Our Opinion: Restrictive pledges limit deliberation

We respect elected officials who keep their campaign promises.

But promises that guide — for example, adherence to the principle of limited government — are preferable to those that restrict, such as the anti-tax pledge now in the news.

As congressmen work to avoid what has been dubbed the “fiscal cliff,” some Republican lawmakers are distancing themselves from a promise not to raise taxes.

The Taxpayer Protection Pledge, or simply “The Pledge,” has been offered to candidates since 1986 by Grover Norquist, president of Americans for Tax Reform.

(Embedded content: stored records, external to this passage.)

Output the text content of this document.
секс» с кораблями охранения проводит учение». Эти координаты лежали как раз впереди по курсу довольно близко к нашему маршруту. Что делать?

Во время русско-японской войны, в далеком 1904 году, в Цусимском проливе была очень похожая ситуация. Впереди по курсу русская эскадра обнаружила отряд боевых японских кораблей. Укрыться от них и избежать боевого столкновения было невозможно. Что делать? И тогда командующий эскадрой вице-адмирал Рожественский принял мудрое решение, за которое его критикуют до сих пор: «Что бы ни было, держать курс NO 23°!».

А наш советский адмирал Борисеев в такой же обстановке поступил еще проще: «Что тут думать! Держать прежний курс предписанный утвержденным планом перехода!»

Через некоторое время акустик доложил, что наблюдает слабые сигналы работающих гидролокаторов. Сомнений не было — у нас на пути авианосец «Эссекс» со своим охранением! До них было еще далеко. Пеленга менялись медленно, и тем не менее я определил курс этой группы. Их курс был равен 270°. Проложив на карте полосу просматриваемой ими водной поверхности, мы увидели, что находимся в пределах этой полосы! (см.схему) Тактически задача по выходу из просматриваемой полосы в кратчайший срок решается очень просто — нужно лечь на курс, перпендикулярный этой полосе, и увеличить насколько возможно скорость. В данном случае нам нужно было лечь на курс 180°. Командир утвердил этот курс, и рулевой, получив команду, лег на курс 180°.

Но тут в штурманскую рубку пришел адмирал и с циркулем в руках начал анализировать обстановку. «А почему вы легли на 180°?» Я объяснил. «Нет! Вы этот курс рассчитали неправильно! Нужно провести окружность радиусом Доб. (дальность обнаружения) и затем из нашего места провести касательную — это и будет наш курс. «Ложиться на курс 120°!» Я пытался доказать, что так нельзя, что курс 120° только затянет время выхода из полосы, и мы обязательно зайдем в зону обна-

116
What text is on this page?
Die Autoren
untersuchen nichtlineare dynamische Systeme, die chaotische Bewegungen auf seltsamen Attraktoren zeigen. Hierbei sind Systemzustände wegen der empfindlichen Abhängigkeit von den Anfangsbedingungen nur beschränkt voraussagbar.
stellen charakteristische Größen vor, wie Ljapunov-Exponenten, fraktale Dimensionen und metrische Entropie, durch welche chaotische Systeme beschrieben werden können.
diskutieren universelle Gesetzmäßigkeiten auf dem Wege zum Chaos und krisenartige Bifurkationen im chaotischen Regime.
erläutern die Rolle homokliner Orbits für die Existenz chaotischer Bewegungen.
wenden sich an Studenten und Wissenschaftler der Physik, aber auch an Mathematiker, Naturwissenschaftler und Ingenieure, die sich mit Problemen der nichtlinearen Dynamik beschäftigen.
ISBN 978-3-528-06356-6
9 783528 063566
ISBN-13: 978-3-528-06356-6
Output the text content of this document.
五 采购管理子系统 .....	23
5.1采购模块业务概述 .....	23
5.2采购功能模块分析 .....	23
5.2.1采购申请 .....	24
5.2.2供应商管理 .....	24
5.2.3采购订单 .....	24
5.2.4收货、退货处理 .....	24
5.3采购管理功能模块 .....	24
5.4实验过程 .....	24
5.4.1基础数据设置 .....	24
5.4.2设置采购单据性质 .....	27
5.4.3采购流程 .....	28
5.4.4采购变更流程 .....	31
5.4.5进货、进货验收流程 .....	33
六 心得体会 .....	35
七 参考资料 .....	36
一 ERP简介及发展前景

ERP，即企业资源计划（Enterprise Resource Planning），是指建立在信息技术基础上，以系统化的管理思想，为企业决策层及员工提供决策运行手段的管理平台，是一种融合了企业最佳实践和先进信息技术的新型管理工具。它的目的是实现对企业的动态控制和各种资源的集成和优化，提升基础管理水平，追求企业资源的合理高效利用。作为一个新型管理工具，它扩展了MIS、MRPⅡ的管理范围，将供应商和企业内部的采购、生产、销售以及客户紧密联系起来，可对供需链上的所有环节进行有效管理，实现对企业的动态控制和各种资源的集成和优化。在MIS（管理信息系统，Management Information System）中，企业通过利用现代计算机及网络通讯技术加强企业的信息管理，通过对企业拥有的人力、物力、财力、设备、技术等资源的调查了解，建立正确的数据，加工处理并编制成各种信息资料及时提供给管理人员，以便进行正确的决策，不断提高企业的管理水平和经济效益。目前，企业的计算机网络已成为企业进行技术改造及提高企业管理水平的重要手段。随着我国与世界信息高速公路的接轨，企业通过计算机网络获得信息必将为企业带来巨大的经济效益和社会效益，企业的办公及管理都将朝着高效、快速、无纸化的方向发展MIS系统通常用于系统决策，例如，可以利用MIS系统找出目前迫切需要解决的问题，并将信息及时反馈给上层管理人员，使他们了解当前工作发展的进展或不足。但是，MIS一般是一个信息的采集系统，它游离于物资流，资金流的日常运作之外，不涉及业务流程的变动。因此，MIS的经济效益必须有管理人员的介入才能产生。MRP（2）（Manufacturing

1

According to a recent report by The Associated Press, 279 lawmakers had signed the pledge heading into the recent elections, but some signers are having second thoughts. The AP said no more than 212 will consider themselves bound by the pledge when the new House is seated next year.

The anti-tax pledge is perhaps the most publicized single-issue promise sought from candidates, but it has hatched numerous imitators.

Candidates receive countless forms and surveys from interest and advocacy groups seeking to secure a promise on a specific issue.

The problem with making a specific pledge is it presupposes the climate surrounding the issue will remain unchanged.

If we have learned anything about governing and issues, however, it is that the only constant is change.

We appreciate candidates for public office who outline their philosophy of governing and how they will employ those principles to study issues and make decisions.

Decisions is the operative word.

We elect government representatives to make choices based on the most comprehensive and current information available.

We should not elect automatons who already have narrowed and restricted their ability to choose based on pre-election pledges.